Location. The Agta groups are located all along the eastern side of Luzon Island between 14° and 19° N and 121° and 123° E in the provinces of Cagayan, Isabela, Aurora, Quirino, Quezon, Camarines Norte, and Camarines Sur. In the previous century this whole area was at least 90 percent covered by dipterocarp tropical lowland forest. By the 1980s the area covered by primary forest was about 40 percent, with another 20 percent covered by secondary forest. The rest of the area was (in the early 1980s) grassland (about 13 percent), brushland (11 percent), or farms (16 percent). The fast-accelerating deforestation in recent years is the result of commercial logging and the high influx of colonist farmers from other areas of Luzon. The area is classed as true rain forest, with an average yearly rainfall of from 361.8 centimeters per year in the deforested flatlands, to 712.5 centimeters per year in the mountainous forests. Mean annual temperature is 26° C. Mean relative humidity is 87 percent. There is no pronounced dry season.

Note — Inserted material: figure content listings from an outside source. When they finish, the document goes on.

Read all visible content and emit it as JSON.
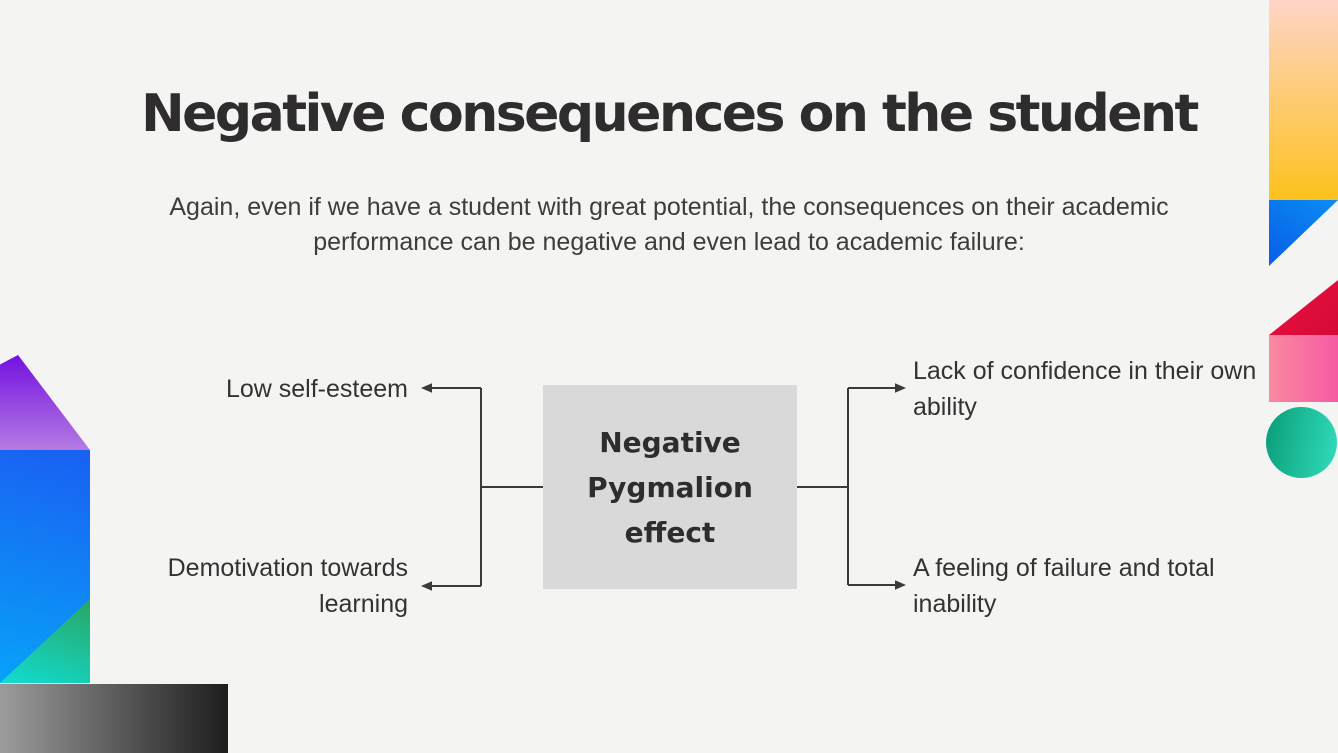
{
  "slide": {
    "title": "Negative consequences on the student",
    "subtitle_lines": [
      "Again, even if we have a student with great potential, the consequences on their academic",
      "performance can be negative and even lead to academic failure:"
    ],
    "diagram": {
      "type": "concept-map",
      "center_label": "Negative Pygmalion effect",
      "left_items": [
        "Low self-esteem",
        "Demotivation towards learning"
      ],
      "right_items": [
        "Lack of confidence in their own ability",
        "A feeling of failure and total inability"
      ]
    },
    "colors": {
      "background": "#f4f4f2",
      "title_text": "#2e2c2d",
      "body_text": "#3d3d3d",
      "node_box_fill": "#d9d9d9",
      "connector": "#3a3a3a",
      "decor": {
        "top_right_bar_top": "#ffd4c7",
        "top_right_bar_bottom": "#fdc21d",
        "top_right_blue_triangle": "#0a7def",
        "right_red_triangle": "#e60f3e",
        "right_pink_rect_left": "#f9899e",
        "right_pink_rect_right": "#f75aa4",
        "right_teal_circle_dark": "#0a9c78",
        "right_teal_circle_light": "#31ddbd",
        "left_purple_triangle_top": "#7311e0",
        "left_purple_triangle_bottom": "#b57be2",
        "left_blue_rect_top": "#1a5ff2",
        "left_blue_rect_bottom": "#08a2f8",
        "left_green_triangle_dark": "#2aa565",
        "left_green_triangle_light": "#10ddd0",
        "bottom_gray_bar_left": "#9c9c9c",
        "bottom_gray_bar_right": "#1d1d1d"
      }
    }
  }
}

Demography. In the 700-square-kilometer Casiguran area of northern Aurora Province, in 1900, the non-Agta farmers numbered 2,067 and the Casiguran Agta numbered 1,000. By 1984 the Casiguran Agta population had declined to only 609 and the non-Agta peoples numbered 35,000. Thus, the Agta population density in 1984 was one Agta per square kilometer, but the overall population density was 59 persons per square kilometer. The Agta are suffering such a severe population decline not as the result of out-migration or a low birth rate, but solely because of an exceptionally high death rate. (For the rest of this essay, the numerical figures refer to the Casiguran Agta population of northern Aurora; these figures may be accepted as roughly general for most other Agta groups.) The Agta crude death rate (45/1,000 per year) is higher than their crude birth rate (43/1,000 per year). Average Agta life expectancy at birth is only 21.5 years. The infant mortality rate is 342 (per 1,000 live births), and 49 percent of the children die before the age of 15. The total fertility rate is high, with women who live to the age of 45 having an average of 6.3 live births each. What are the causes of the high Agta death rates? The main killer is disease, with 80 percent of the deaths attributed to that cause. The biggest killer disease is tuberculosis (12 percent of the adult deaths), followed by pneumonia and gastrointestinal illnesses. Five percent of the adult deaths are from leprosy. The morbidity of the population is high as well, with Agta suffering chronically from malnutrition, malaria, intestinal parasites, alcoholism, and unsanitary living conditions. Homicide is frequent; 21 percent of the adult males die from that cause. The homicide rate is one of the highest on record for any population (326/100,000 per year). Twelve percent of the female deaths result from complications from childbirth. Suicide is extremely rare, and the Agta do not practice infanticide. Three percent of the deaths are from accidents.
Linguistic Affiliation. The Agta groups speak eight distinct languages that, like those of their non-Negrito neighbors, belong to the Austronesian Language Family. Most of these Agta languages are unintelligible to their agricultural neighbors; thus they are not simply dialects of those neighbors' languages, as has frequently been suggested, but separate languages.